On Monday, the Senate passed House Bill 805 (The Protect Excellent Teachers Act) by a vote of 26-22. It now awaits a signature from the Governor to become law.  Below is a compilation of reactions from business and education leaders who have been supporting this legislation for nearly 2 years.

We are encouraged by the General Assembly’s action on this common-sense reform that would permit school boards to make furlough decisions based on merit and not based solely on a teacher’s years of service.  We will be encouraging our supporters to contact the Governor and ask him to act on behalf of students and excellent educators by signing this important piece of legislation. A news conference will be held on Thursday, May 12, at 9:30 a.m. in the Capitol Media Center.

Please feel free to reach out to any of us if you would like to discuss further.

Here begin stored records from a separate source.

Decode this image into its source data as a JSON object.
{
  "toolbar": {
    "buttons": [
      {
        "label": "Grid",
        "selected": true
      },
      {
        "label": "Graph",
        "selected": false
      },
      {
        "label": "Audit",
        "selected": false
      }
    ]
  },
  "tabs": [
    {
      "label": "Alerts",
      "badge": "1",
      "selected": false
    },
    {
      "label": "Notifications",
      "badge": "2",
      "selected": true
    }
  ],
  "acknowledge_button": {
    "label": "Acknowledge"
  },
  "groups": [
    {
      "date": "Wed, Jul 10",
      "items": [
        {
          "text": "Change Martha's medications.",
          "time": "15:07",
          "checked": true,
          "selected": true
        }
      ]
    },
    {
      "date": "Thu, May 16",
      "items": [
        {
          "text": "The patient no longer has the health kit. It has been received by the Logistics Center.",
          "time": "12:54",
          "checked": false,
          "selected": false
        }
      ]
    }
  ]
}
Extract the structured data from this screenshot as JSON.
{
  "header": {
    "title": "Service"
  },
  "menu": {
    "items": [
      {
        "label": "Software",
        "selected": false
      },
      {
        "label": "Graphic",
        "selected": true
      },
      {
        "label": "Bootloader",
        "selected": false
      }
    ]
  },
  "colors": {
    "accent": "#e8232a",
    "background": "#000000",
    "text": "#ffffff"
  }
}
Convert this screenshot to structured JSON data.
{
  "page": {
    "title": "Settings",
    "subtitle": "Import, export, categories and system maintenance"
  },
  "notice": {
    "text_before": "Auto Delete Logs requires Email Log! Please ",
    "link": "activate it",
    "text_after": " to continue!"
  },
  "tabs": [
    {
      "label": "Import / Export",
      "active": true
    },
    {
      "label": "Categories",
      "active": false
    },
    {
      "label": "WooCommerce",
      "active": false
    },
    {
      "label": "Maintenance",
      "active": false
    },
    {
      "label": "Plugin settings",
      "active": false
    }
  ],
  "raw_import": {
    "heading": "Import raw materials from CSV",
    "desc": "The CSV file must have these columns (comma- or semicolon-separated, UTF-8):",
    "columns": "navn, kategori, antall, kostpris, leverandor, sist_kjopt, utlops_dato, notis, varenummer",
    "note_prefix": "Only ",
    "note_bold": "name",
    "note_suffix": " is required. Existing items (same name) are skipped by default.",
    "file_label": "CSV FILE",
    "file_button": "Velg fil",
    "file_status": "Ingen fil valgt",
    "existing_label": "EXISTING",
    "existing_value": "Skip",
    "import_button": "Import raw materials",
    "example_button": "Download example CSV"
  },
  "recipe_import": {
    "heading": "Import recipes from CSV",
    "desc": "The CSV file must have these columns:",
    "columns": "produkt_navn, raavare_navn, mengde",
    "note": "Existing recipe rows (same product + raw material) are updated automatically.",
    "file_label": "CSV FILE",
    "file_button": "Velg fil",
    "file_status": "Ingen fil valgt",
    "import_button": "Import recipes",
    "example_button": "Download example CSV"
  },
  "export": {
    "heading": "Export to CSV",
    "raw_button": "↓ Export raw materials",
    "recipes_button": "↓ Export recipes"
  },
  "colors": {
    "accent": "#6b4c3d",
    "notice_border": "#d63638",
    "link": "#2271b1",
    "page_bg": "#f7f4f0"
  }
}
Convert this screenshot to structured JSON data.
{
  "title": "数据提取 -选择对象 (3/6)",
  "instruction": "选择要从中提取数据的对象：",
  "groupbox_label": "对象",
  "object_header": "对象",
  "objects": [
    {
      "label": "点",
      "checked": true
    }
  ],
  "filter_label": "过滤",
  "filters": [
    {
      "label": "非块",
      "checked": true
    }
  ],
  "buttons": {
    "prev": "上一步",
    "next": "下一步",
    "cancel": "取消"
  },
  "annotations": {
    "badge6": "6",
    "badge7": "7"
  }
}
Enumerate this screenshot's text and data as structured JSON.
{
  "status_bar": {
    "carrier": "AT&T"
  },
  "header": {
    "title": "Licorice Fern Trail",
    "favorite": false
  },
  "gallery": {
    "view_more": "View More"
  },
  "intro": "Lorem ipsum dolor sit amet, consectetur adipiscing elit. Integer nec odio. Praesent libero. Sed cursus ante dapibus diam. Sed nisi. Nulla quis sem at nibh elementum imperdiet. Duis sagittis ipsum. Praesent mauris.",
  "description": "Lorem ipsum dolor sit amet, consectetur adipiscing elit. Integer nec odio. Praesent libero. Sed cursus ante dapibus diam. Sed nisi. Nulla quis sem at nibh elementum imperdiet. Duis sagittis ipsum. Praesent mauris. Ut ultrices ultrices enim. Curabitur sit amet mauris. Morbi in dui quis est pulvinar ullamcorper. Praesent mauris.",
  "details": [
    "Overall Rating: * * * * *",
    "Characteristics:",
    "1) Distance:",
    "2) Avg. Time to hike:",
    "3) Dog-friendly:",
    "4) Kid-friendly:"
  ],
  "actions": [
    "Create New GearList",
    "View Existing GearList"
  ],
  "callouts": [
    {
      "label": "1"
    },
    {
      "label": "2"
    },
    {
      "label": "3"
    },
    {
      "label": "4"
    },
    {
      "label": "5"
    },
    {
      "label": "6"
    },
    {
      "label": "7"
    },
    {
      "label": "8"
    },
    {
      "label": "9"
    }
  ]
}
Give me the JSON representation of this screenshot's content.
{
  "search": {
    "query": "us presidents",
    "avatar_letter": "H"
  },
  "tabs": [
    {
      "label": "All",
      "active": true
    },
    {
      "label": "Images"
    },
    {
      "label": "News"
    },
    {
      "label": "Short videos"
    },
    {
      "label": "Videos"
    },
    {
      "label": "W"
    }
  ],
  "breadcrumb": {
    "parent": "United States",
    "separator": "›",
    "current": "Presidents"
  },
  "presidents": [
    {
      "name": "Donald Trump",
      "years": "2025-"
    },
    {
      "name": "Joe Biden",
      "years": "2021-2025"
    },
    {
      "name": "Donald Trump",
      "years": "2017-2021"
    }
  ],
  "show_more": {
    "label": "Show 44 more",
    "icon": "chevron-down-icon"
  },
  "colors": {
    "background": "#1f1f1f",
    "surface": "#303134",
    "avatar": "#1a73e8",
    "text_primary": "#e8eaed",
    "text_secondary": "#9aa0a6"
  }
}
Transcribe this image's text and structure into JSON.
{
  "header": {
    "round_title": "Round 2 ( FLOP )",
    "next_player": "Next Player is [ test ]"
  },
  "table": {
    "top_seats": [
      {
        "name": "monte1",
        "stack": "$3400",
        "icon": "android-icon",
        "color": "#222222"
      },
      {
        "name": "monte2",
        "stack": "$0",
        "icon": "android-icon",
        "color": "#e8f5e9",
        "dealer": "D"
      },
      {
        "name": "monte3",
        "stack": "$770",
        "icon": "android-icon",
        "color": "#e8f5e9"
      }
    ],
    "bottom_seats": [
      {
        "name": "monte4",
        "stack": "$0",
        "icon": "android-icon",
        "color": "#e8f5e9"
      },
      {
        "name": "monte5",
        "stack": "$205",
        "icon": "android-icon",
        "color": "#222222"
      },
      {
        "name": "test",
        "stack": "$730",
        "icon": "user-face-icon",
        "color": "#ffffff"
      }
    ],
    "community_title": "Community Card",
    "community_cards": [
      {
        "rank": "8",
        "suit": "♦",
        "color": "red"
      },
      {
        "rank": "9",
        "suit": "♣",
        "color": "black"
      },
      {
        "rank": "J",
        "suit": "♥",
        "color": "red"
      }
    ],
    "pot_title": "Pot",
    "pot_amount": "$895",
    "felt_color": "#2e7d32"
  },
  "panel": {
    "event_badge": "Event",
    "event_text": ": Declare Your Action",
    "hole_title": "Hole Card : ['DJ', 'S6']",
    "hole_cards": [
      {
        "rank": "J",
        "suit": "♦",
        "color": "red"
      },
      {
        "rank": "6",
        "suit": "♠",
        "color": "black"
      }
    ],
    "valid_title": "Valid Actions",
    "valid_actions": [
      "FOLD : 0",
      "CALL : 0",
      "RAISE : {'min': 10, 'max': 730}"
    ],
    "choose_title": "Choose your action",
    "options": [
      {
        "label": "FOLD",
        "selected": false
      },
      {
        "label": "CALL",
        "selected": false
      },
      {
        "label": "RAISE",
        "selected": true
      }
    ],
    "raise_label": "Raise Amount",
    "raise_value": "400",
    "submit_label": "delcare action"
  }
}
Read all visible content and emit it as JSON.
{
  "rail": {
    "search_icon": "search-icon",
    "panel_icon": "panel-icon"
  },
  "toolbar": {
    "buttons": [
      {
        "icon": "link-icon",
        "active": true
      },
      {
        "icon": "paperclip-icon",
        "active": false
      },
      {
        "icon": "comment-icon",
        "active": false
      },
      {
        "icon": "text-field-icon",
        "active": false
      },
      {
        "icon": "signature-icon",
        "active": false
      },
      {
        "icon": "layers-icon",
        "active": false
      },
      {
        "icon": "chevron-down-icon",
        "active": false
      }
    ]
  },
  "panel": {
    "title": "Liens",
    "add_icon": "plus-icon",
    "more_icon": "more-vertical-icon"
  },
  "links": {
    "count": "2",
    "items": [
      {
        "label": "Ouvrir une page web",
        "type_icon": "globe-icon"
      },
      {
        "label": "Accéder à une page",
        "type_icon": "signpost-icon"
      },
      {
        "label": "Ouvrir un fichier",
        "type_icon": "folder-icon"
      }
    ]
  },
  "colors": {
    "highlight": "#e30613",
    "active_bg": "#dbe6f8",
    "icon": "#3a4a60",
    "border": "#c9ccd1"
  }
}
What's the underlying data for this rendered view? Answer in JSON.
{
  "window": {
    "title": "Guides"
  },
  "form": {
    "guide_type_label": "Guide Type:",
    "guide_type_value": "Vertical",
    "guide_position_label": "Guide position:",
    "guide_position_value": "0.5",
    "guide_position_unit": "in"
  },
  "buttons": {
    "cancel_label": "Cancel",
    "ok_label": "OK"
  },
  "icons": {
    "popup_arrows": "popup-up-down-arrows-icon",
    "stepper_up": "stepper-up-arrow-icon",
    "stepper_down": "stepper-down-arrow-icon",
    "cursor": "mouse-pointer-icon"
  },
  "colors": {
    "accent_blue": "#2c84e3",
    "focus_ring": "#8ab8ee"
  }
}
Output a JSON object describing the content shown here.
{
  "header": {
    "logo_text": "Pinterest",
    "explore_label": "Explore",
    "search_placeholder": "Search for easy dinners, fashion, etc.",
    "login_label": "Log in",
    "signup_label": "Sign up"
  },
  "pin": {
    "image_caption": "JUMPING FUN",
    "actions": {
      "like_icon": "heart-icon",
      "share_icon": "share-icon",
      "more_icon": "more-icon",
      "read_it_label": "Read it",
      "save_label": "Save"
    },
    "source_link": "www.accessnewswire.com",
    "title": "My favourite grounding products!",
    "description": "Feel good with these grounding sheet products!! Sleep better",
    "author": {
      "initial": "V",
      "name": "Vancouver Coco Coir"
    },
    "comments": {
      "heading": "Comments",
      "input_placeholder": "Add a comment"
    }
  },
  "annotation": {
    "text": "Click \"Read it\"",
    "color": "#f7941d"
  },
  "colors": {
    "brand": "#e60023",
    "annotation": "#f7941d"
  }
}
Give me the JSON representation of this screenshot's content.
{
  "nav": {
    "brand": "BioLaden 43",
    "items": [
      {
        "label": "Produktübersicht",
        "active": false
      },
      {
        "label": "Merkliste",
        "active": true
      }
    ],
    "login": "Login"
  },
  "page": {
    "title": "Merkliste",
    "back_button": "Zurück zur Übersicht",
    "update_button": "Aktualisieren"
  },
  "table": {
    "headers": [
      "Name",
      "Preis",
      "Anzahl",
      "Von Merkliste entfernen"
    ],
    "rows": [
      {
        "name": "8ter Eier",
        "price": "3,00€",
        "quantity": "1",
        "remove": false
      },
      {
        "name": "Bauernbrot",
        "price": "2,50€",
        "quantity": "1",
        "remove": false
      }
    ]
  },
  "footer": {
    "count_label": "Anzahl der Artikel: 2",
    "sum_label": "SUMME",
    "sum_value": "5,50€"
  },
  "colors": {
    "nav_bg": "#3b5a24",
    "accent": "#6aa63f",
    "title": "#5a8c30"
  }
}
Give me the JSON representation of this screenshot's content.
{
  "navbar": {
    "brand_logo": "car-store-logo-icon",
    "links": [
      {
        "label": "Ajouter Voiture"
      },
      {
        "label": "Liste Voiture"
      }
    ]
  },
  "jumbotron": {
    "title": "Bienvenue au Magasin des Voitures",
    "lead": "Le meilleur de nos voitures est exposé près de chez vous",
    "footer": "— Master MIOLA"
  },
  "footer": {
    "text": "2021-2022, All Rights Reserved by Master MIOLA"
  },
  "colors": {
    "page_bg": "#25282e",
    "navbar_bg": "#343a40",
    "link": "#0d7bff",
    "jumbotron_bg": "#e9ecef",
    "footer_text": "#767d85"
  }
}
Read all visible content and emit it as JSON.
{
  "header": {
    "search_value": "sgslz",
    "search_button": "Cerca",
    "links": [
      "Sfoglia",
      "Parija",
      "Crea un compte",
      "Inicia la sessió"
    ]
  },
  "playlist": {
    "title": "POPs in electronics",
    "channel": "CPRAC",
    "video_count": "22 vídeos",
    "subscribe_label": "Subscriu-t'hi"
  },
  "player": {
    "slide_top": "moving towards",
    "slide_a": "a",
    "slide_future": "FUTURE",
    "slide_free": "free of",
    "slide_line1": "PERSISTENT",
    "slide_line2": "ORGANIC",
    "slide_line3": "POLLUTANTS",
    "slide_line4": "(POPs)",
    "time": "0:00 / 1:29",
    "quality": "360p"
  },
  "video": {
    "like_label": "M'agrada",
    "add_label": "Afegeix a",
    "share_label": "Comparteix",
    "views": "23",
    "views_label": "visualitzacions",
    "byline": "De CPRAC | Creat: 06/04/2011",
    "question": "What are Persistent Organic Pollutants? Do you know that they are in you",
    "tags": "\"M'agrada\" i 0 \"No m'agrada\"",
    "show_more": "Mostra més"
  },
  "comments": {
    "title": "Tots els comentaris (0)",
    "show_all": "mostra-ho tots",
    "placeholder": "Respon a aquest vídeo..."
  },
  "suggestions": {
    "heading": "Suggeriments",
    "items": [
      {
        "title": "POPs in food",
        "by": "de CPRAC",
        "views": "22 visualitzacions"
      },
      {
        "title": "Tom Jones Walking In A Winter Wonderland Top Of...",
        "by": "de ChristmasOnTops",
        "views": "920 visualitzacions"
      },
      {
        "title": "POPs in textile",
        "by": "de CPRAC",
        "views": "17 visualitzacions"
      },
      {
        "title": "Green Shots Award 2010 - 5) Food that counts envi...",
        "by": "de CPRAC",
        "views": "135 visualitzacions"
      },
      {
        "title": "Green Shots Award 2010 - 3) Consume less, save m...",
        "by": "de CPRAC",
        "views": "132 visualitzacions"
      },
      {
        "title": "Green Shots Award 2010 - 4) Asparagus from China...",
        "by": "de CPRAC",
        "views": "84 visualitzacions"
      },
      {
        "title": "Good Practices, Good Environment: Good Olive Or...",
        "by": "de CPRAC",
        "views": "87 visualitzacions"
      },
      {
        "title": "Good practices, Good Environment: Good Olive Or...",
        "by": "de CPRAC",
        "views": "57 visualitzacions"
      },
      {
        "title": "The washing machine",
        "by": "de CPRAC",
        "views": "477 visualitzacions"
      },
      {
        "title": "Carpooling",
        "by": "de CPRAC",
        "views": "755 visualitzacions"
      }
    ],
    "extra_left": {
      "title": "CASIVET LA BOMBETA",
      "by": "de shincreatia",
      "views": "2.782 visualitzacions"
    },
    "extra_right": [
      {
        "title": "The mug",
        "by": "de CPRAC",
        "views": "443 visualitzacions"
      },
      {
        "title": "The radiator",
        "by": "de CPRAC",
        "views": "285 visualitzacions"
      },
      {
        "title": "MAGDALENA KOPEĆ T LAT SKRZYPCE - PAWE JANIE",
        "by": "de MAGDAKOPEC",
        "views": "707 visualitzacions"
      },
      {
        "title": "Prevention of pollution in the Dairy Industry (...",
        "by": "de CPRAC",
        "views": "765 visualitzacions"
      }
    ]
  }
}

Steve Robinson, PSBA, 717-506-2450

David Patti, PBC, 717-329-7207

Jim Buckheit, PASA, 717-540-4448

Jonathan Cetel, PennCAN, 215-704-4880

Jacob Waters, PSAP, 609-658-8147


Nathan Mains, Executive Director for the Pennsylvania School Boards Association (PSBA)

“PSBA applauds leaders in the General Assembly for their efforts to advance this common sense legislation to the Governor’s desk.  School districts need additional tools and flexibility to manage costs, retain their best educators, and be responsive to the needs of the students.  PSBA believes that effective teachers and the students they teach deserve better. We urge the governor to sign this bill immediately to give school districts the tools they need to operate more effectively.”

David Patti, President & CEO of the Pennsylvania Business Council

“To be competitive in the 21st Century global economy, Pennsylvania firms need the best-prepared workforce.  This means keeping our very best teachers in the classroom.  The Pennsylvania Business Council is very pleased the General Assembly has passed legislation that makes merit and skill the most important criteria for the tough decisions about economic furloughs.  All teachers should be respected.  Neither seniority nor cost should be the driving factors in furlough decisions.  Our students and the quality of their education have to be our first priority.”

Jim Buckheit, Executive Director for the Pennsylvania Association of School Administrators (PASA)

“House Bill 805 takes the important and long overdue step to provide school districts authority to adjust the number of professional educators each employs based on available resources while protecting and keeping its best educators in the classroom. These are reasonable changes to long-outdated state requirements that most other states never had or eliminated long ago.”

Jonathan Cetel, Executive Director for the Pennsylvania Campaign for Achievement Now (PennCAN)

“The current seniority-based system leads to the furlough of effective educators and does not value an educator’s impact on kids. In the unfortunate case of a reduction in force, this legislation will help schools protect excellent teachers and keep them in the classroom. House Bill 805 strikes a balance; while it prioritizes performance, it also permits seniority to be used as a tie-breaker for decision-making at the local level.”

Mike Wang, Executive Director of the Philadelphia School Advocacy Partners

“With the commonsense changes contained in House Bill 805, Philadelphia schools will have the ability to keep their best teachers in the unfortunate case of layoffs. The current law is outdated and out of step with what principals, parents, and young teachers want. If we are serious about providing all kids access to quality schools, we need to start by keeping the best teachers in the classroom.”